内的自己対話-川の畔のささめごと

日々考えていることをフランスから発信しています。自分の研究生活に関わる話題が多いですが、時に日常生活雑記も含まれます。

夏空を「見しやそれとも分かぬ間に」、そして、思いもかけぬ空の思想のアクチュアリティ

2021-08-11 21:55:04 | 雑感

 4時48分から6時24分の1時間36分で15,5キロ走る。結構頑張ったつもりだが、目標の16キロには到達できなかったことを自宅に帰り着いてスマートウォッチで確認して少しがっかりする。明日から何日か距離を12キロに抑え、若干スピードアップして、6分で1キロのペースを体にしっかり覚えさせようと思う。
 脚の使い方はその日に履く靴に合わせられるようになり、かつ靴が足に馴染んできたからだと思うが、どこにも痛みが出なくなった。
 今日は日中爽やかな青空が広がる気持ちのいい日だった。気温も午後には25度を超えた。でも、空高く広がる鱗雲はもう秋の到来を告げている。積乱雲をこの夏ほとんど見ていない。場面はまったく異なるが、「めぐり逢ひて見しやそれとも分かぬ間に」と言いたくなった。天気予報によると、日曜日までは30度近くまで気温が上昇するようだ。といっても、夜明け前の気温は16度前後、走るには好適だ。
 先週火曜日に終えた集中講義の最終課題のレポートが今日一つ届いた。その筆者である学生は学部四年生なのだが、大学院の先取り学習という枠で履修していた。2000字程度のレポートを課したのだが、なんと7400字近い力作をわずか一週間で書いてくれた。ハイデガーの「退屈」の分析を前提として、西谷の空の思想の積極性を浮かび上がらせるという構想で書かれていた。レポートのあとがき的な最終段落がことのほか私を喜ばせた。そのまま引用する。

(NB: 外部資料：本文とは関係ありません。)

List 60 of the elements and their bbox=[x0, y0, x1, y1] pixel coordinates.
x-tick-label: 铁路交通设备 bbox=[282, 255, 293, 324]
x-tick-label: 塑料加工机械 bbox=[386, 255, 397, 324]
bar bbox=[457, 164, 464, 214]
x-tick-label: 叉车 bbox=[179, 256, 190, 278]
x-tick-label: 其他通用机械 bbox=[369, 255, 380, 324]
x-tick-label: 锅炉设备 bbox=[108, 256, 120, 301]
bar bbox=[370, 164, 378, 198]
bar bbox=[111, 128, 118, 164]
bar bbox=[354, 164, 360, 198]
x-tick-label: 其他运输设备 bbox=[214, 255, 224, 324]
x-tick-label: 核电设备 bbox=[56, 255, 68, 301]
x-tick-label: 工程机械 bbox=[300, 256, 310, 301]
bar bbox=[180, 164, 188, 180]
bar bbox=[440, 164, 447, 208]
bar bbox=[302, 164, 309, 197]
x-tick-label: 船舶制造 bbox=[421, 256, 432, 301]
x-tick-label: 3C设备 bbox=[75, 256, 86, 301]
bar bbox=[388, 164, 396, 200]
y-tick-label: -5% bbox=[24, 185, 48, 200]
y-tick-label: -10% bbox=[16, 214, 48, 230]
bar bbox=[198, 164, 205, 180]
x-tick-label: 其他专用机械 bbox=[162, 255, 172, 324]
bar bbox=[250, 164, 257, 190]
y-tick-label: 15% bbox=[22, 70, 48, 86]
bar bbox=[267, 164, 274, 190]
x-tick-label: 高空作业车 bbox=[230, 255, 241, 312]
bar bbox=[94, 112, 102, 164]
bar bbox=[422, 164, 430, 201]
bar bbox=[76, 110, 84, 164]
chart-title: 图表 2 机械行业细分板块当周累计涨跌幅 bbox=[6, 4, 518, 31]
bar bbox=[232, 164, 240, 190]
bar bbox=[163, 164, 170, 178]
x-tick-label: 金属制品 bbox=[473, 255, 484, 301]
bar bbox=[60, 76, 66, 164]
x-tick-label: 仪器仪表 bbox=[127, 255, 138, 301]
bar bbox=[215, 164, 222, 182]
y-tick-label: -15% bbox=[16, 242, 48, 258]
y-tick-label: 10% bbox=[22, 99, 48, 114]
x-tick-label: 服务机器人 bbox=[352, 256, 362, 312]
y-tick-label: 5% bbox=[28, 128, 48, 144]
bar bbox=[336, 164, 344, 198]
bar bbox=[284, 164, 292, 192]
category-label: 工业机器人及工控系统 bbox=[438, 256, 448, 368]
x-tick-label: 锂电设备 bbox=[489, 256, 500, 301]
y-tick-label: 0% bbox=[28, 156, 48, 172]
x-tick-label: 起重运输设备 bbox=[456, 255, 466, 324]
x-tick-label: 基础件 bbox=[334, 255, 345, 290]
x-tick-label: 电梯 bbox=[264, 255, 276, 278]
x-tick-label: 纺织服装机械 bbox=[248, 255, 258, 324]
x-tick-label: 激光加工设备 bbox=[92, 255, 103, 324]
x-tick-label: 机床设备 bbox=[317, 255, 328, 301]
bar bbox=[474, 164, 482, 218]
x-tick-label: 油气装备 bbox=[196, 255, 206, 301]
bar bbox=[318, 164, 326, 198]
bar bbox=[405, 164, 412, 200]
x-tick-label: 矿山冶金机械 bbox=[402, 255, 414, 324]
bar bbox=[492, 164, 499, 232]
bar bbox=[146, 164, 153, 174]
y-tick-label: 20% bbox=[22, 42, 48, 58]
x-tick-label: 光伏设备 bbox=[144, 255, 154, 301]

このレポートを書く際に、退屈を扱ったのには個人的な理由がある。それはまず、西谷のテキストを読んで以降、退屈を覚えることがほとんどなくなったということによる。電車を待つ時、バスに乗っている間、食事を待つ時、人と待ち合わせする時。その度に周りの環境の現れを注意深く見るようになった。場所を場所として、つまり世界を世界として、知っているものとして見るのではなく、「世界が世界する」、そういう現れを見るようになった。それは気晴らしにスマホでニュースを見たり、ゲームをしていた時よりも発見が多い。そして、それは自身の日常を肯定的に捉えるようになっているとも言える。人生は決して何もないものではない。虚無に留まらないあり方を空は教えてくれる。

 一人の学生がこう気づいてくれただけでも集中講義をした甲斐があった。